Researchers from Johns Hopkins University in the US have found that dark-skinned people are much less likely than people with white skin to suffer from hearing loss. The results indicate that there is a link to the melanocytes in our skin.
Originally, the study was about the general distribution of hearing loss and its risk in the elderly. Here, the researchers found that two-thirds of those older than 70 had a hearing loss. What was more interesting, however, was that 64% of the whites in the survey had a hearing loss compared to only 43% of those with black skin. Similar results have proved that darker-skinned whites are more likely to have better hearing than whites with pale skin.

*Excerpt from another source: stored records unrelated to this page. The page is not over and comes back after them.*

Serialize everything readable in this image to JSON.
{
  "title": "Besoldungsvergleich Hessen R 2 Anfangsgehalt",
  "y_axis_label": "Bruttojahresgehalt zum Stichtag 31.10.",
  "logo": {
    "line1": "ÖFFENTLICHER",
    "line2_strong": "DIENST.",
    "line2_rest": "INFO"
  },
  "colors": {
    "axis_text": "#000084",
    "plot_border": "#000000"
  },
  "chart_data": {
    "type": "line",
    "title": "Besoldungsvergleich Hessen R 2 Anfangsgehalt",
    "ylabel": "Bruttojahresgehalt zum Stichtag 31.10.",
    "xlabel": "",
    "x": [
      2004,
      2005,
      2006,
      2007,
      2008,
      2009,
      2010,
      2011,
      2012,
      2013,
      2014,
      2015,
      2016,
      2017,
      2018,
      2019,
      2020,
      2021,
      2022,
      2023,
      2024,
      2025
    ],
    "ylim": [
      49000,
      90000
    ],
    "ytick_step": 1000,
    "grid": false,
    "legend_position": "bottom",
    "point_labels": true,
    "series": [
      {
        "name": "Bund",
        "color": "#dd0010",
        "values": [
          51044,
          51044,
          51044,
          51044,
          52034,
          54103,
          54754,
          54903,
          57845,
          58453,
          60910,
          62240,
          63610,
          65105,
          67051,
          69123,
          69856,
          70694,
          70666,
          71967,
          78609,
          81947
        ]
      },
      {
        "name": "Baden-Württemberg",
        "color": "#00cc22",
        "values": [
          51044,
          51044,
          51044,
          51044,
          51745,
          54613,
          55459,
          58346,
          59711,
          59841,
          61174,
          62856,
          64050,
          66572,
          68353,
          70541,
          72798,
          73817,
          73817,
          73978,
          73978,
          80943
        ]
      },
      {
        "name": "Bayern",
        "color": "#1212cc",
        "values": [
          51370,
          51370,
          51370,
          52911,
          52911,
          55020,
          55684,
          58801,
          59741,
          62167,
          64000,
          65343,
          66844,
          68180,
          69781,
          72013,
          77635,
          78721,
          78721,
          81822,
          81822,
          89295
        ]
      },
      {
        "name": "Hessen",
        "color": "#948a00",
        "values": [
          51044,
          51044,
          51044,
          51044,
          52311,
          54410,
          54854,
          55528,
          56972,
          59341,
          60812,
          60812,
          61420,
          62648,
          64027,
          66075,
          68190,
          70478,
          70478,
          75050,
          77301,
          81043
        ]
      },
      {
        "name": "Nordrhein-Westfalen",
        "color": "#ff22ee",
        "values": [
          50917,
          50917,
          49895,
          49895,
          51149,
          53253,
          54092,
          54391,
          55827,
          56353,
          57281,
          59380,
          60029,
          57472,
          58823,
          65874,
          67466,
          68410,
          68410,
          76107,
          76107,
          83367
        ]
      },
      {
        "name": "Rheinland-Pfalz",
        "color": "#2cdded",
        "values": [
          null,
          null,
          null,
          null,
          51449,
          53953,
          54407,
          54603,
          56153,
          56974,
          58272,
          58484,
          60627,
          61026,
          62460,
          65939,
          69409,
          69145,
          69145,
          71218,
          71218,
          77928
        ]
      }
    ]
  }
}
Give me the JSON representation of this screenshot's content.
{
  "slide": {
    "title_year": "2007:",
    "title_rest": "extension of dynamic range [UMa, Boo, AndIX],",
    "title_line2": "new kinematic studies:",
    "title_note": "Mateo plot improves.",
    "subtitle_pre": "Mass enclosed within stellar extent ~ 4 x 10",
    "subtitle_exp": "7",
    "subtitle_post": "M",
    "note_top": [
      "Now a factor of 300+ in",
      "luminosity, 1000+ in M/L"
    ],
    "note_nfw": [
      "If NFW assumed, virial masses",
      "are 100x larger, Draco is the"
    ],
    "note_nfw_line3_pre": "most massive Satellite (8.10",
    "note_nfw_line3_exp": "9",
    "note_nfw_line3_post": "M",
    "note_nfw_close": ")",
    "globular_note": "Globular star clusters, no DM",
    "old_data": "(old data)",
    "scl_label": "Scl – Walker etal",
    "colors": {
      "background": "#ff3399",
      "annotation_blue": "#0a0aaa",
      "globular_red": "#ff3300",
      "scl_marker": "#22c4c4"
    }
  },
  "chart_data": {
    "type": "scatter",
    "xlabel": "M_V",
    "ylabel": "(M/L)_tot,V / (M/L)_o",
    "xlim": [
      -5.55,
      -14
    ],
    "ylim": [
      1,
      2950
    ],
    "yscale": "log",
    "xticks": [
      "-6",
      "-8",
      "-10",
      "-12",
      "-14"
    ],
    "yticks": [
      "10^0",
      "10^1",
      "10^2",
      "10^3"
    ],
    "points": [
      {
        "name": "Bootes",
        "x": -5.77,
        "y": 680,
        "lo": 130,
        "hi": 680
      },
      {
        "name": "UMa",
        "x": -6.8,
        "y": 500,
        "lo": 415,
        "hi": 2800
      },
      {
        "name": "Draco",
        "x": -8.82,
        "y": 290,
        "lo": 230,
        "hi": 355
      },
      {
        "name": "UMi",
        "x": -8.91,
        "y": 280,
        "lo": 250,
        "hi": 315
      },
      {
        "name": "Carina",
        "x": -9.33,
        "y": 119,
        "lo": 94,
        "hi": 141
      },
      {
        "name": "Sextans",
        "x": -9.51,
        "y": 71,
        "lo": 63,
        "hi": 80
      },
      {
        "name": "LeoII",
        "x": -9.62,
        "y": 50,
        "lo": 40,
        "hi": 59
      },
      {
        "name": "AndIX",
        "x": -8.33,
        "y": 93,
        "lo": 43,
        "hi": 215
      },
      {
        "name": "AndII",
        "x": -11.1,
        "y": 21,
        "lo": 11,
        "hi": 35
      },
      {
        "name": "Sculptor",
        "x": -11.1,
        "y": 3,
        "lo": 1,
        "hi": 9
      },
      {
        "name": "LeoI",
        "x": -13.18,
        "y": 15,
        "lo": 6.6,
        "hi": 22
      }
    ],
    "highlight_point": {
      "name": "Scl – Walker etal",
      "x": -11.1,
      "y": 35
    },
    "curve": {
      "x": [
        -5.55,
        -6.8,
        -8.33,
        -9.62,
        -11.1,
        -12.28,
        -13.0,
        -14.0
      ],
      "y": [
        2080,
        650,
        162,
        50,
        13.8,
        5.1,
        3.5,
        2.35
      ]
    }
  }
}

Pigments protect against hearing loss
The research suggested that the explanation lies in the so-called melanocytes, the cell pigments in the skin which produces the skin-protecting melanin. The head of the study, Frank Lin, noted that further research is needed to completely confirm these results. In a second step, the researchers want to discover the relationship between hearing and ethnic origin on the basis of the temporal bone. In further research, Lin wants to concentrate on the cell structure and examine if there is a difference in the cochlea depending on skin colour
Earlier studies also confirm the new results. In one study, the noise-related hearing loss was examined in black and white metal factory workers. It was found that blacks were exposed to a lower risk of hearing loss than their white colleagues.
The study was based on the demographic data from the National Health and Nutrition Examination Survey (NHANES) in the US. This program, headed by the National Center for Health Statistics (NCHS), has collected data for the past 40 years. The recent study involved an analysis of data based on 717 people.